Gold bounced back above $1,100 an ounce on Thursday from the previous session’s five-year low, as a retreat in the dollar prompted some investors to take advantage of the price drop to buy back into the market.
Many remained wary towards the precious metal, however, after it posted its deepest one-day loss in nearly two years on Monday, pushing prices through key chart levels and setting it up for further weakness.
Gold has been undermined this year by expectations that the Federal Reserve is on track to raise interest rates for the first time in nearly a decade, boosting the cost of holding non-yielding bullion and lifting the dollar.

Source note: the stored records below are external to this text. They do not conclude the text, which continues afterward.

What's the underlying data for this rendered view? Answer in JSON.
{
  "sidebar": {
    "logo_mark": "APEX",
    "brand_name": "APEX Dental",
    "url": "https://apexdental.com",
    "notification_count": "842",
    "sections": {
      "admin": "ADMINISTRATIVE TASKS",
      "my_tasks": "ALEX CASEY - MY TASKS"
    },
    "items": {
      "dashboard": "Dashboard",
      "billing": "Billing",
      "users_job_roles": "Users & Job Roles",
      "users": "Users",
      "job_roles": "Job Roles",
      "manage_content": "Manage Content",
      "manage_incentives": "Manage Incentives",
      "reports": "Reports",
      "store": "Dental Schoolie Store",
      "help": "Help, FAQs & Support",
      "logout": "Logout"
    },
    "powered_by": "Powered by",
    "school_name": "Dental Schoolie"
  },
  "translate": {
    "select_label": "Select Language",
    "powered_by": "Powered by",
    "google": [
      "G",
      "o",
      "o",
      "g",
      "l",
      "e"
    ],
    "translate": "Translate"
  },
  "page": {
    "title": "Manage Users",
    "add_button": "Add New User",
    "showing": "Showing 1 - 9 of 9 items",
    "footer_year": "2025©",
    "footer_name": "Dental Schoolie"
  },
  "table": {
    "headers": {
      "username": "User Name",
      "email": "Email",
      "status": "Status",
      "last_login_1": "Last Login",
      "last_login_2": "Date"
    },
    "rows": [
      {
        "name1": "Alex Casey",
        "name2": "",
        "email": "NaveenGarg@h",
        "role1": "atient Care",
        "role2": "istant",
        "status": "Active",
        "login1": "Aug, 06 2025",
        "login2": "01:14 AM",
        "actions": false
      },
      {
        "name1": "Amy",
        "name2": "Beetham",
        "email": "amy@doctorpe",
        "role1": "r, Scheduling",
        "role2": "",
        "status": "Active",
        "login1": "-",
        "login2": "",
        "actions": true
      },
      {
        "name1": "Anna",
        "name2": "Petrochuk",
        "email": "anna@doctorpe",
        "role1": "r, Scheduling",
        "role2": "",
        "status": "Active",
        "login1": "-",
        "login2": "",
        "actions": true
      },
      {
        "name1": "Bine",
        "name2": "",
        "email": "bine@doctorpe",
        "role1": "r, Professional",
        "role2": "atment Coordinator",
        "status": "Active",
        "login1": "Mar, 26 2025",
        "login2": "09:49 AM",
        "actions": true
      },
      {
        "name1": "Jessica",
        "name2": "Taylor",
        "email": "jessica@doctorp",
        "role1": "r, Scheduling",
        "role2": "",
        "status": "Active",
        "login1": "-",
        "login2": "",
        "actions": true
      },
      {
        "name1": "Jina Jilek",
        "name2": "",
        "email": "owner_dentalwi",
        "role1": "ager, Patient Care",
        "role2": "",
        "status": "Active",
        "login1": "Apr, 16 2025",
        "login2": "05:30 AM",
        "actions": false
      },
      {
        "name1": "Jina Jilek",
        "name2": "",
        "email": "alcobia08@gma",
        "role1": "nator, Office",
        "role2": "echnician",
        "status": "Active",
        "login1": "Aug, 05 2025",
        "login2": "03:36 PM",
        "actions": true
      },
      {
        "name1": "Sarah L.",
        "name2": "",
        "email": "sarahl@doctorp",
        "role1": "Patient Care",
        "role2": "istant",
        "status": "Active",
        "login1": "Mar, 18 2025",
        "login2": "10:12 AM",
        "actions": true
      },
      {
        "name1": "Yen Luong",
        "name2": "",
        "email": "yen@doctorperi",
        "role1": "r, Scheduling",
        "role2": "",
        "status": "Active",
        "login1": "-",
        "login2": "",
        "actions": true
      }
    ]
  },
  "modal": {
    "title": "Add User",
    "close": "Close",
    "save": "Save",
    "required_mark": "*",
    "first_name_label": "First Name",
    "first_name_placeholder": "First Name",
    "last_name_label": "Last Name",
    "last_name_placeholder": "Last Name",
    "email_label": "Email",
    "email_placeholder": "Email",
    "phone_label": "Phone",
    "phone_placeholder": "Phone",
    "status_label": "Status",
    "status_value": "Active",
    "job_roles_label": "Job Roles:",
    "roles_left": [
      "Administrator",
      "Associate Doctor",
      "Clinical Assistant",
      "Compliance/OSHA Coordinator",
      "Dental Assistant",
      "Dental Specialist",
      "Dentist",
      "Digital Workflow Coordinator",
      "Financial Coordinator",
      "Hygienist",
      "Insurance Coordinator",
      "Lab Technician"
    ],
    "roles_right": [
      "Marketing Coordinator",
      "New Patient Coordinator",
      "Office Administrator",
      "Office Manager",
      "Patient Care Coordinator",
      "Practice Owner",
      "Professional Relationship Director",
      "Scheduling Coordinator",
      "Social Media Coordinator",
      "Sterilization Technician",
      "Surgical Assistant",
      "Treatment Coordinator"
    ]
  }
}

Spot gold was up 0.8% at $1,101.76 an ounce at 0930 GMT, while US gold futures for August delivery were up $9.20 an ounce at $1,100.80.
“Gold is falling out of favour as the Fed is preparing to increase borrowing costs,” AvaTrade’s chief market analyst Naeem Aslam said. “This will remain the major hurdle for any upside move for the precious metal and traders will likely be selling into these rallies.”
“The bounce in gold is nothing but a technical trade, as most major momentum indicators are showing that the recent sell-off is overdone.”
Gold’s decline on Monday was exacerbated by big trading volumes on the Shanghai Gold Exchange after investors dumped more than $500 million of bullion in seconds during early Asian trading hours.
Technical analysts, who study past price patterns to estimate the future direction of trading, say the next target for gold below its Wednesday low near $1,087 an ounce is $1,044, its 2010 low.
Investors are continuing to cut their exposure to gold. Holdings in the biggest gold-backed exchange-traded fund, SPDR Gold Shares, shrank for a fifth day on Wednesday to their lowest since 2008.
Some demand emerged for physical metal, however. A retreat in the dollar, which fell 0.5% against a currency basket, encouraged some buying in China overnight, dealers said.